Titled Democracy Report 2022: Autocratisation Changing Nature, the Swedish institute’s report notes that a new wave of democratisation is being seen in 15 countries while 32 countries reel under autocrasation. The countries are categorised based on V-Dem’s liberal democracy index (LDI), which captures both electoral and liberal aspects of democracy and goes from the lowest (0) to the highest (1) levels of democracy.

The report highlights that autocratisation has “worsened” in India along with Afghanistan, Bangladesh, Cambodia, Hong Kong, Thailand and the Philippines in the Asia-Pacific region in the last decade.

“Anti-pluralist parties are driving the autocratisation in at least six of the top autocratizers: Brazil, Hungary, India, Poland, Serbia, and Turkey,” the report notes.

“Anti-pluralist parties and their leaders lack a commitment to the democratic process, disrespect fundamental minority rights, encourage demonization of political opponents, and accept political violence. These ruling parties tend to be nationalist-reactionary and have used government power to push forward autocratic agendas,” adds the report.

Also read: India Is No Longer a Democracy but an ‘Electoral Autocracy’: Swedish Institute

The report underscores that while “Brazil, India, and Mauritius’ trajectories have stabilised in recent years, enough to remain electoral democracies or, in India’s case, an electoral autocracy”.

India’s slide to become an electoral autocracy has been linked to the Narendra Modi-led Bharatiya Janata Party and the legitimisation of the Hindu-nationalist agenda, which was pointed out even in the last year’s report.

“Narendra Modi led the Bharatiya Janata Party (BJP) to victory in India’s 2014 elections and most of the decline occurred following BJP’s victory and their promotion of a Hindu-nationalist agenda. India’s level of liberal democracy registered at 0.34 by the end of 2020 after a steep decline since its high at 0.57 in 2013. That represents a 23-percentage point drop on the 0 to 1 LDI [Liberal Democracy Index] scale, making it one of the most dramatic shifts among all countries in the world over the past 10 years,” V-Dem’s Democracy Report 2021 pointed out.

Global scenario 

As for the global scenario is concerned, the report reveals that the level of democracy enjoyed by the average global citizen in 2021 is down to 1989 levels. “The last 30 years of democratic advances are now eradicated.”

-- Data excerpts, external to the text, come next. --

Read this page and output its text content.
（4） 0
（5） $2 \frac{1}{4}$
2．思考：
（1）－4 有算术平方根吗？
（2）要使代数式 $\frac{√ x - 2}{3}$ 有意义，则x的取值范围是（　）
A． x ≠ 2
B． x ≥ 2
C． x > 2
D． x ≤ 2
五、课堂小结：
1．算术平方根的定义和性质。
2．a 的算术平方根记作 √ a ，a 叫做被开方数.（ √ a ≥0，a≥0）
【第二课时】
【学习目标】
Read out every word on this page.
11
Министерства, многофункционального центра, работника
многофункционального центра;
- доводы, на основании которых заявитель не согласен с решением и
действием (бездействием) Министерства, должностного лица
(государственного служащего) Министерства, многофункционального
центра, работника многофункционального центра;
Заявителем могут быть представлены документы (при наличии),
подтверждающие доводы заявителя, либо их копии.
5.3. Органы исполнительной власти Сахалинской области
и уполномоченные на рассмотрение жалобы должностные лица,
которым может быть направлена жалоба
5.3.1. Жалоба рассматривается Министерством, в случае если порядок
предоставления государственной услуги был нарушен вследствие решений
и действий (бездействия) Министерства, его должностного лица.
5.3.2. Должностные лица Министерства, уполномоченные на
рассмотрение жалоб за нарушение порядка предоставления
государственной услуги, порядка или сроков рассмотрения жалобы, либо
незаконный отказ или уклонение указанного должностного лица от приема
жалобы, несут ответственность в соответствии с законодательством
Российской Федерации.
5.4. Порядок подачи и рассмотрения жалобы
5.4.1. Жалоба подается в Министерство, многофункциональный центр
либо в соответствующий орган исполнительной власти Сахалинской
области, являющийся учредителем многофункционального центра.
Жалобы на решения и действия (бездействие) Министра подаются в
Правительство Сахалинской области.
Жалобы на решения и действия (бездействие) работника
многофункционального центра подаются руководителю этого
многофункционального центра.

It has ominously pointed out that dictatorships are on the rise, affecting nearly 70% (5.4 billion) of the global population. However, it states that the “nature of autocratisation is changing”.

“Like many other observers around the world, we are deeply concerned with the decline of democracy over the past decade. This year’s Democracy Report documents a continuation of that trend during 2021,” says the V-Dem Institute’s team in its foreword to the report.

It also adds that ‘electoral autocracy’ – of which India is part – remains the most common regime type, affecting 44% of the world’s population, or 3.4 billion people.

Varieties of Democracy (V-Dem) has been producing the largest global dataset on democracy with over 30 million data points for 202 countries from 1789 to 2021. Involving over 3,700 scholars and other country experts, V-Dem measures hundreds of different attributes of democracy. It enables new ways to study the nature, causes and consequences of democracy embracing its multiple meanings.